Письмо Софьи - Девиль Александра. Страница 64

– Усаживайтесь, грейтесь с дороги, а я велю подать вина и чаю.

Софья тут же поинтересовалась:

– А где Людмила? Или она осталась в Петербурге?

– Так вы ничего не знаете? – Евграф со скорбным видом вздохнул. – Я писал, но, наверное, до ваших Старых Лип и письма-то не доходят… Или, может, я перепутал адрес…

– Я не в Старых Липах была все это время, а в Вильно, у Ольги Гавриловны.
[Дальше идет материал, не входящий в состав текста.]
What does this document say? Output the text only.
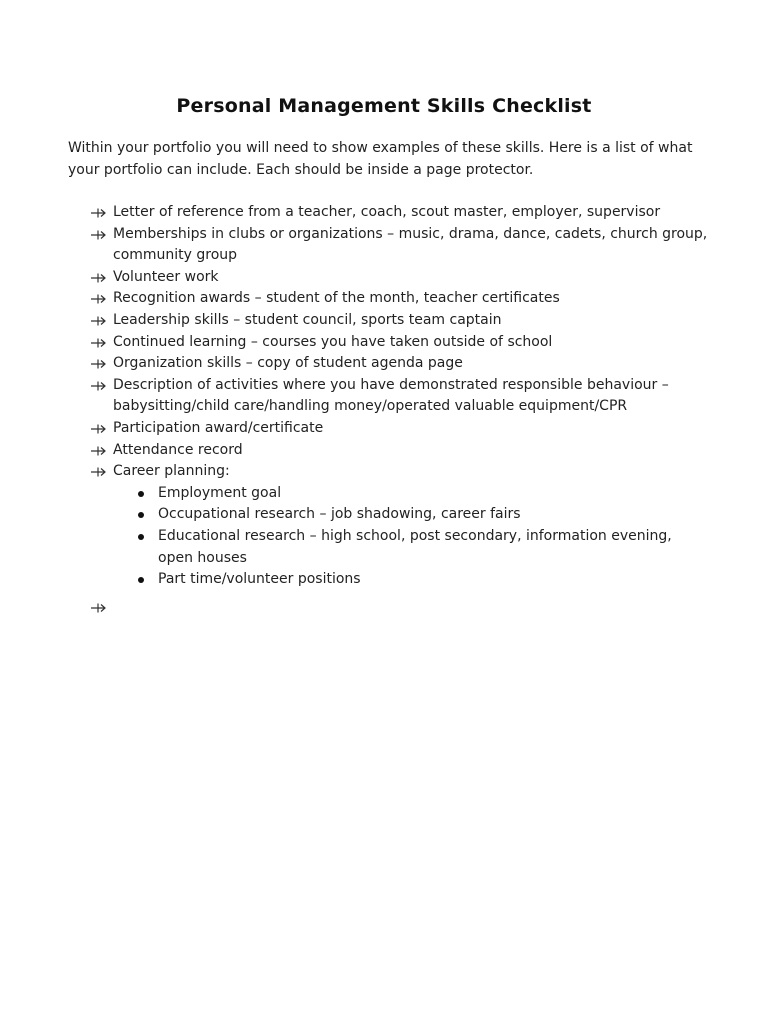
Personal Management Skills Checklist
Within your portfolio you will need to show examples of these skills. Here is a list of what your portfolio can include. Each should be inside a page protector.
Letter of reference from a teacher, coach, scout master, employer, supervisor
Memberships in clubs or organizations – music, drama, dance, cadets, church group, community group
Volunteer work
Recognition awards – student of the month, teacher certificates
Leadership skills – student council, sports team captain
Continued learning – courses you have taken outside of school
Organization skills – copy of student agenda page
Description of activities where you have demonstrated responsible behaviour – babysitting/child care/handling money/operated valuable equipment/CPR
Participation award/certificate
Attendance record
Career planning:
Employment goal
Occupational research – job shadowing, career fairs
Educational research – high school, post secondary, information evening, open houses
Part time/volunteer positions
Она умерла. И Домна Гавриловна тоже.

– Боже мой, сразу столько утрат… – Щегловитов снова тяжело вздохнул. – Поистине, в военные годы люди гибнут не только на полях сражений. Отчего так совпадает? Не знаю… Ну, ладно, тетушки были не очень молоды, но Людмила…

– Что?… – насторожилась Софья. – Неужели Людмила тоже?…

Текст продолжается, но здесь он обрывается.